Cash Flow High, Cash Flow Low

Updated June 1, 2022

A long time ago when I was first starting out in my career, an entrepreneur friend of mine told me about cash flow. “Cash flow is both your friend and your enemy,” he said. “It’s the angry gorilla at the door one day, then a beautiful spring morning the next.” At the time I was too novice and full of my own ambitions to really appreciate what he was saying.  Since then I’ve grown up a little and faced the challenges myself of how cash flow swings can make or ruin your day. Eventually I came to understand that if you don’t have a good handle on your cash flow in business, you’re in deep trouble.

Project Cash Flow

So, what does cash flow really mean? It seems so obvious on the surface: you have income and expenses, and cash flow is simply the intersection of the two.  While this is fundamentally true, it’s a bit more complicated than that. Put simply, it’s the term used to define the highs and lows of available money as it flows in and out of a business or project (Wikipedia has a good description of cash flow). The big challenge with cash flow, however, is knowing when it’s going to be high and when it’s going to be low. It’s rare that there is a uniform, predictable ebb and flow of cash in any business, so having good information and tools to be able to calculate when those winters and summers are likely going to be, is crucial.

This is especially true of project-based organizations.  When a contractor executes on a project, they will incur costs throughout the project and get reimbursed at certain milestones or billing cycles. There may even be times when there is a heavy upfront investment in materials or equipment, for example, that can take weeks or months to be fully reimbursed for – even if there’s an advance payment from the client.  Even just covering payroll until receiving payments on invoices can send a company in the red for months into a project before breaking even.  On top of that, having multiple projects on the go at the same time can further complicate the visibility into the overall corporate cash flow picture. Having a good read on how & when the money coming in from one project can help pay for the money going out on another project, can make or break a cash position.
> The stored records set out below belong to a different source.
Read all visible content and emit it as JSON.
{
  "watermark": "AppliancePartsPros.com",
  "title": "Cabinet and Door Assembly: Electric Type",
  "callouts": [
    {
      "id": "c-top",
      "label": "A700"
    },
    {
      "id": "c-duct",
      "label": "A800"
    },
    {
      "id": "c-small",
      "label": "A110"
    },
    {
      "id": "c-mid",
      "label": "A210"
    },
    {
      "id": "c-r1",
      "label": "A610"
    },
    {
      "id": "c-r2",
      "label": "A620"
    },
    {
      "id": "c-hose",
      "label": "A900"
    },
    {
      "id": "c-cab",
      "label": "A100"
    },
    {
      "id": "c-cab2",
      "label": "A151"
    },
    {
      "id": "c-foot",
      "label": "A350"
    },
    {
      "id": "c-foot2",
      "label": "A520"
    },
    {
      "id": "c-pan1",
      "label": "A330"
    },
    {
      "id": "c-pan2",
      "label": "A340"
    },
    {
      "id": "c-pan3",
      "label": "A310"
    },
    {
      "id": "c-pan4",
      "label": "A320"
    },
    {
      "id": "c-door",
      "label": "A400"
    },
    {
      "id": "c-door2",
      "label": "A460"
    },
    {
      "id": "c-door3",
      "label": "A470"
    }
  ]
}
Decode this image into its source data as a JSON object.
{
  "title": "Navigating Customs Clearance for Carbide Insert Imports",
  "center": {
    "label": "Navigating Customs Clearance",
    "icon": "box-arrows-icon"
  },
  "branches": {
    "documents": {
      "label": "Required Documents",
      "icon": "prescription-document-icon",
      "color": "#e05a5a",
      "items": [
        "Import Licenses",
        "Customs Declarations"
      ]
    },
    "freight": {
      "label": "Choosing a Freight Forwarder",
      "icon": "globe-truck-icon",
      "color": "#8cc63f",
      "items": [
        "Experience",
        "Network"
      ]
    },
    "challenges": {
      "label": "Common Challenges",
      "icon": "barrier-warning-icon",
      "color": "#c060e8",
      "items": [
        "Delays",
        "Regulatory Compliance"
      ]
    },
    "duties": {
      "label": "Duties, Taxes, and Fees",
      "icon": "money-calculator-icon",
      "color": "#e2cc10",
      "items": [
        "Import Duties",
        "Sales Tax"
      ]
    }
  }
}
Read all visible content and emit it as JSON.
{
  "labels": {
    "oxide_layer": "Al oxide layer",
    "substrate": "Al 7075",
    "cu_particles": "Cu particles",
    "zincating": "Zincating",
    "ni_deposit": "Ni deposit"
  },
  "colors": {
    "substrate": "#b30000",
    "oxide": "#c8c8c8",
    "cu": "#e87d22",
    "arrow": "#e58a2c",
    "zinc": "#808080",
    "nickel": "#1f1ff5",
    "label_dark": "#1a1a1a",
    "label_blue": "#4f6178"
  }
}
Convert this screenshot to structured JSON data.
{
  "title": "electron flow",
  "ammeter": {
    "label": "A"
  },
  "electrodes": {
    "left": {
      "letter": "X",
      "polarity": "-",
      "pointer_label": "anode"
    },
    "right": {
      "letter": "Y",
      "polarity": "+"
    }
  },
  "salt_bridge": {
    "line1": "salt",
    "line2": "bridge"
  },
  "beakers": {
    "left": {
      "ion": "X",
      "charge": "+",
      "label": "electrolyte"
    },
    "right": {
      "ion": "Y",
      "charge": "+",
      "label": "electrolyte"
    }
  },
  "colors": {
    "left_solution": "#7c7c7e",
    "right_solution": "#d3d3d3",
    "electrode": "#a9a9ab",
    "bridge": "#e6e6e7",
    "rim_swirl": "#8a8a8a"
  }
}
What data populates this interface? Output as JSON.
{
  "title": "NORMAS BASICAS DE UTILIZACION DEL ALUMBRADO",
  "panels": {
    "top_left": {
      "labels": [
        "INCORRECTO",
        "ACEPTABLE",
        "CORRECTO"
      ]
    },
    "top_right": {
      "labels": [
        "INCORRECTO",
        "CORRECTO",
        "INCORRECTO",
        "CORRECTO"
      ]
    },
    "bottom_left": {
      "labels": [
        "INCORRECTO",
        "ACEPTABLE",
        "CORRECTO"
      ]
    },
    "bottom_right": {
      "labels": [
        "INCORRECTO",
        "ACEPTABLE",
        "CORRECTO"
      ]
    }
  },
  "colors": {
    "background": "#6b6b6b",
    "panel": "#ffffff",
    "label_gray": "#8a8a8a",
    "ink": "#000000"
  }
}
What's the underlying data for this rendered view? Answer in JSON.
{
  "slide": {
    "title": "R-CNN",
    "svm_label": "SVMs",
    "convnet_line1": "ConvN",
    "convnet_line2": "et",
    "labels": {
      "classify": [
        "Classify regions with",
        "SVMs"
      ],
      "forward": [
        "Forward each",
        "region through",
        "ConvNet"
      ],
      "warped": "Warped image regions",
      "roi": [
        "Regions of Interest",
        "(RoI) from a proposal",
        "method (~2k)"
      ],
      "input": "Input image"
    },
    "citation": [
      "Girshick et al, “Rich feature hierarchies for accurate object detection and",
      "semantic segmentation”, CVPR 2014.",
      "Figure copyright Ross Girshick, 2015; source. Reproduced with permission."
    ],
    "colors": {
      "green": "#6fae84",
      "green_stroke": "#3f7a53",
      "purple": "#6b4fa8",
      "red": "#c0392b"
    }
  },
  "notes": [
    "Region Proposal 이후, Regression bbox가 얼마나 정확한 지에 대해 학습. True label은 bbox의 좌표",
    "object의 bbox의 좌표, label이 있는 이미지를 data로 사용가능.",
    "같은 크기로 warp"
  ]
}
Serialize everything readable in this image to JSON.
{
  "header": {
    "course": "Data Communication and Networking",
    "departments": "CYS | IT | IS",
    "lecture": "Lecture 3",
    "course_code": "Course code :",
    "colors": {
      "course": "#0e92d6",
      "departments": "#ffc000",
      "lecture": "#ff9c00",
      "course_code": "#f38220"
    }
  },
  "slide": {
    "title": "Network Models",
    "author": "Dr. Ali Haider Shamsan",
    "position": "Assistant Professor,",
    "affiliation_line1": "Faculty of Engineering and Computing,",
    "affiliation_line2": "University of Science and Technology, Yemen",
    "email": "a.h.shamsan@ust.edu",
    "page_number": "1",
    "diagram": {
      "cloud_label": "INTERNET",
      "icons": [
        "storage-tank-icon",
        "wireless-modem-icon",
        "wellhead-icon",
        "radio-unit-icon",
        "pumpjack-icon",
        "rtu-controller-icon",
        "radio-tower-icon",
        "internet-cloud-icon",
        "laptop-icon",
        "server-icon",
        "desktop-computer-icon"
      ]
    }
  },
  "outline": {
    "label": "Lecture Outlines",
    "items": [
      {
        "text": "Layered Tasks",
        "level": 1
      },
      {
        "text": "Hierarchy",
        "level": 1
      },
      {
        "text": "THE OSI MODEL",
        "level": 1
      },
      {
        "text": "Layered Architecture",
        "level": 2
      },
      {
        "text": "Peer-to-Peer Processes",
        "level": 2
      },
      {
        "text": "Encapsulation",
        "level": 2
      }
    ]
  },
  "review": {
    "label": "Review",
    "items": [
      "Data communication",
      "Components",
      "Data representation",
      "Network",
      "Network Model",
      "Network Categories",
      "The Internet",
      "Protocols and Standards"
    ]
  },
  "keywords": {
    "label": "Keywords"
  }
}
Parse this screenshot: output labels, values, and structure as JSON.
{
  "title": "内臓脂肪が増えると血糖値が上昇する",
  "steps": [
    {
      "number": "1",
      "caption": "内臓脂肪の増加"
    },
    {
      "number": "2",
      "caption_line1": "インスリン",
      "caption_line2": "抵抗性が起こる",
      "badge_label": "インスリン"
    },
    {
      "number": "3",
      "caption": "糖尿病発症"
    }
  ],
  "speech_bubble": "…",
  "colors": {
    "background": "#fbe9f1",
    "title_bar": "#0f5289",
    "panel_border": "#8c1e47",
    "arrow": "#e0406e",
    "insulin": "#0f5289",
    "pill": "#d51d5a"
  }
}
Using Debt to Compensate for Cash Flow

When bidding on projects, there can be an amount of uncertainty that project managers and business owners struggle with if they’re not 100% confident they can actually afford to execute on that project until being fully reimbursed. This is such a common problem, that there has been an explosion of private debt financing companies that have emerged to offer a cushion to these project-businesses while they weather those uncertain days.  Securing debt financing can obviously be a saviour for many businesses, but when taking advantage of a service like that, it’s critical for a business to have a solid handle on their current and historical cash flow so that they can: a) get a favorable rate and b) they can be sure it can be paid back while still being profitable.  An even bigger question is, maybe they didn’t need financing in the first place. Many businesses get stuck in the rut of becoming too reliant on debt because they’re just not sure if they can cover the costs. And they’re not sure because they don’t have a good handle on their cash flow.

Project Cash Flow Forecasts

As a project cost management software solution, 4castplus has been designed to represent all project finances in terms of how they flow in and out of the project.  It is intrinsically built around cash flow. This includes all revenue and expenses, which can be accounts payable, accounts receivable, payroll, budgets, forecasts, progress, etc.  Fundamental to any project controls software, 4castplus merges the project budget with the project schedule, as a default behavior, to visualize the budget over a timeline.  

Project Cash Flow

Further to this, users can override the underlying schedule by applying “Time Phasing” algorithms to any workpackage, resource or collection of resources. Time phasing is the process of planning any item’s cost according to its anticipated cash flow. For example, if a subcontractor is going to be paid in 4 unequal milestones, with 60-day payment terms; that can be represented in the spend forecast through time-phasing. This would override the default prorated, linear spend forecast derived from the schedule.

The chart in figure 1 below shows a project budget curve (in blue) alongside the actual cost (yellow) and estimate to complete (green). By providing visibility into the budgeted cash flow compared with the actual cost, users can get a clear picture of how the projected spend will play out. 4castplus also provides accounts receivable cash flow to visualize the intersection of cost and revenue to forecast a cash flow picture, giving the ability to anticipate where the project’s cash position is going to be at certain points in the future.

Project spend forecast with budget, actual and etc
4castplus project spend forecast with budget, actual and estimate to complete

Anticipate Cash Position

That ability to anticipate – to foresee when the highs and lows are going to appear, along with how high and how low they’re going to be – is one of the most vital financial tools a company could possess. This is of course coupled with the solid financial metrics on where the project is at now, and where it’s trended historically. These 3-tiers of cash flow reporting provide a clear picture of a well-run organization.